Hocus Pocus
La consécration du hip hop acoustique
Pour commencer, peux-tu te présenter en quelques mots, pour tous ceux qui ne te connaissent pas encore ?
Je suis 20Syl, membre d’Hocus Pocus, groupe nantais existant depuis une dizaine d’années. Personnellement, je suis rentré dans le rap par le biais des machines, c’est-à-dire de mon expandeur. En gros, je suis dans le son depuis une dizaine d’années également. Au départ, il n’y avait que deux MC et nous faisions tout. Un premier album intitulé « Seconde Formule » a donc vu le jour. En 1998, nous avons rencontré Greem, puis le reste du groupe s’est formé par relations.
Ton actualité, c’est le second album d’Hocus Pocus, peux-tu nous présenter le groupe ?
Aujourd’hui Hocus Pocus, c’est neuf membres sur la route avec : Hervé à la basse, Antoine à la batterie, David à la guitare, Matthieu au piano, Greem aux platines et moi-même 20Syl au micro. Nous tournons avec deux techniciens son & lumière et un régisseur qui gère également le label. Cette formation instrumentiste existe depuis quatre ans.
Lorsque l’on écoute « Place 54 », on sent un album plus orienté acoustique que le premier avec des beats parfois éloignés du schéma classique hip hop. Peux-tu nous en dire plus sur la direction artistique choisie ?
Depuis qu’on a commencé à faire des maxis lors de nos premiers pas dans le hip hop, on utilise les sampleurs. Moi j’ai commencé avec un expandeur, je recopiais des extraits de musique classique en reprogrammant chaque instrument. Ensuite, j’ai eu un sampleur. Une véritable découverte, je passais mes nuits dessus. C’est là qu’a débuté mon travail avec les samples, un gros kiff ... Donc, je suis venu au hip hop par les machines et dans un deuxième temps, on a intégré des musiciens dans le groupe. On samplait déjà beaucoup de jazz et de soul. Dès qu’on a commencé à travailler avec des musiciens, on a simplement gardé la même méthode. On sample les musiciens, ce qui laisse plus de possibilités avec un environnement riche et varié musicalement. C’est pour cette raison, que « Place 54 » est un peu l’aboutissement de l’évolution d’Hocus Pocus qui est passé par les samples. Le premier maxi « On and On » est 100% samplé avec des beats qui claquent et un son fat à la DJ Premier. Puis, « 73 touches » est très hip hop mais avec des ambiances acoustiques. Pour « Place 54 », on a voulu refléter ce qui se passe en live avec une diversité à la fois des rythmes mais aussi des sons et des couleurs. Donc cela va chercher dans le jazz, la soul, la funk mais aussi dans les musiques du monde ... C’est pour ces raisons que cet album sonne plus live. L’album sonne acoustique mais la partie rythmique est programmée.
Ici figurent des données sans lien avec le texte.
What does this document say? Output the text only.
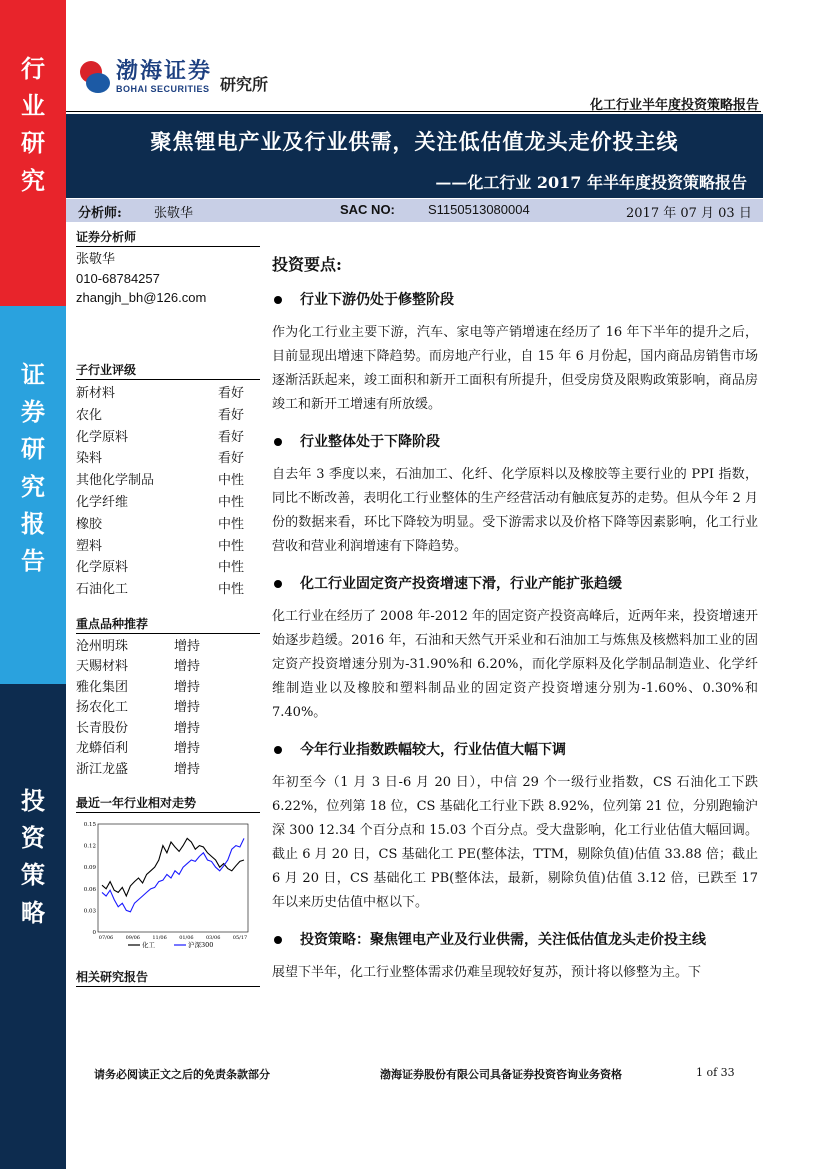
行
业
研
究
证
券
研
究
报
告
投
资
策
略
渤海证券
BOHAI SECURITIES 研究所
化工行业半年度投资策略报告
聚焦锂电产业及行业供需，关注低估值龙头走价投主线
——化工行业 2017 年半年度投资策略报告
分析师: 张敬华	SAC NO:	S1150513080004	2017 年 07 月 03 日
证券分析师
张敬华
010-68784257
zhangjh_bh@126.com
子行业评级
新材料	看好
农化	看好
化学原料	看好
染料	看好
其他化学制品	中性
化学纤维	中性
橡胶	中性
塑料	中性
化学原料	中性
石油化工	中性
重点品种推荐
沧州明珠	增持
天赐材料	增持
雅化集团	增持
扬农化工	增持
长青股份	增持
龙蟒佰利	增持
浙江龙盛	增持
最近一年行业相对走势
0
0.03
0.06
0.09
0.12
0.15
07/06 09/06 11/06 01/06 03/06 05/17
化工	沪深300
相关研究报告
投资要点:
行业下游仍处于修整阶段
作为化工行业主要下游，汽车、家电等产销增速在经历了 16 年下半年的提升之后，目前显现出增速下降趋势。而房地产行业，自 15 年 6 月份起，国内商品房销售市场逐渐活跃起来，竣工面积和新开工面积有所提升，但受房贷及限购政策影响，商品房竣工和新开工增速有所放缓。
行业整体处于下降阶段
自去年 3 季度以来，石油加工、化纤、化学原料以及橡胶等主要行业的 PPI 指数，同比不断改善，表明化工行业整体的生产经营活动有触底复苏的走势。但从今年 2 月份的数据来看，环比下降较为明显。受下游需求以及价格下降等因素影响，化工行业营收和营业利润增速有下降趋势。
化工行业固定资产投资增速下滑，行业产能扩张趋缓
化工行业在经历了 2008 年-2012 年的固定资产投资高峰后，近两年来，投资增速开始逐步趋缓。2016 年，石油和天然气开采业和石油加工与炼焦及核燃料加工业的固定资产投资增速分别为-31.90%和 6.20%，而化学原料及化学制品制造业、化学纤维制造业以及橡胶和塑料制品业的固定资产投资增速分别为-1.60%、0.30%和 7.40%。
今年行业指数跌幅较大，行业估值大幅下调
年初至今（1 月 3 日-6 月 20 日），中信 29 个一级行业指数，CS 石油化工下跌 6.22%，位列第 18 位，CS 基础化工行业下跌 8.92%，位列第 21 位，分别跑输沪深 300 12.34 个百分点和 15.03 个百分点。受大盘影响，化工行业估值大幅回调。截止 6 月 20 日，CS 基础化工 PE(整体法，TTM，剔除负值)估值 33.88 倍；截止 6 月 20 日，CS 基础化工 PB(整体法，最新，剔除负值)估值 3.12 倍，已跌至 17 年以来历史估值中枢以下。
投资策略：聚焦锂电产业及行业供需，关注低估值龙头走价投主线
展望下半年，化工行业整体需求仍难呈现较好复苏，预计将以修整为主。下
请务必阅读正文之后的免责条款部分	渤海证券股份有限公司具备证券投资咨询业务资格	1 of 33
Le premier morceau « Place 54 » fait penser à un morceau de slam. D’ailleurs, tu fais référence à Grand corps malade. Te sens-tu proche de ce courant musical ?
Disons que ce morceau a été écrit dans un train, à la place 54 d’où son titre. En fait, il a été écrit sans flow, sans musique. A l’enregistrement, il a été lu comme une poésie avec une petite musique de fond. Pour moi, le slam est posé sans musique, c’est un truc à part. Ca se rapproche des choses parlées, rappées, ce qui permet de mettre des textes en valeur. J’apprécie des artistes comme Abd Al Malik ou Grand Corps Malade. Je suis allé voir des sessions de slam, c’est un truc qui me plaît au niveau de l’écriture, de la poésie, mais ce n’est pas franchement mon domaine. Je préfère les textes rappés, très rythmiques, quand tu te sers de tes mots comme des percussions.
Ce deuxième album compte pas mal d’invités et on retrouve avec bonheur The Procussions. Peux-tu nous expliquer le choix de tes invités en les présentant rapidement ?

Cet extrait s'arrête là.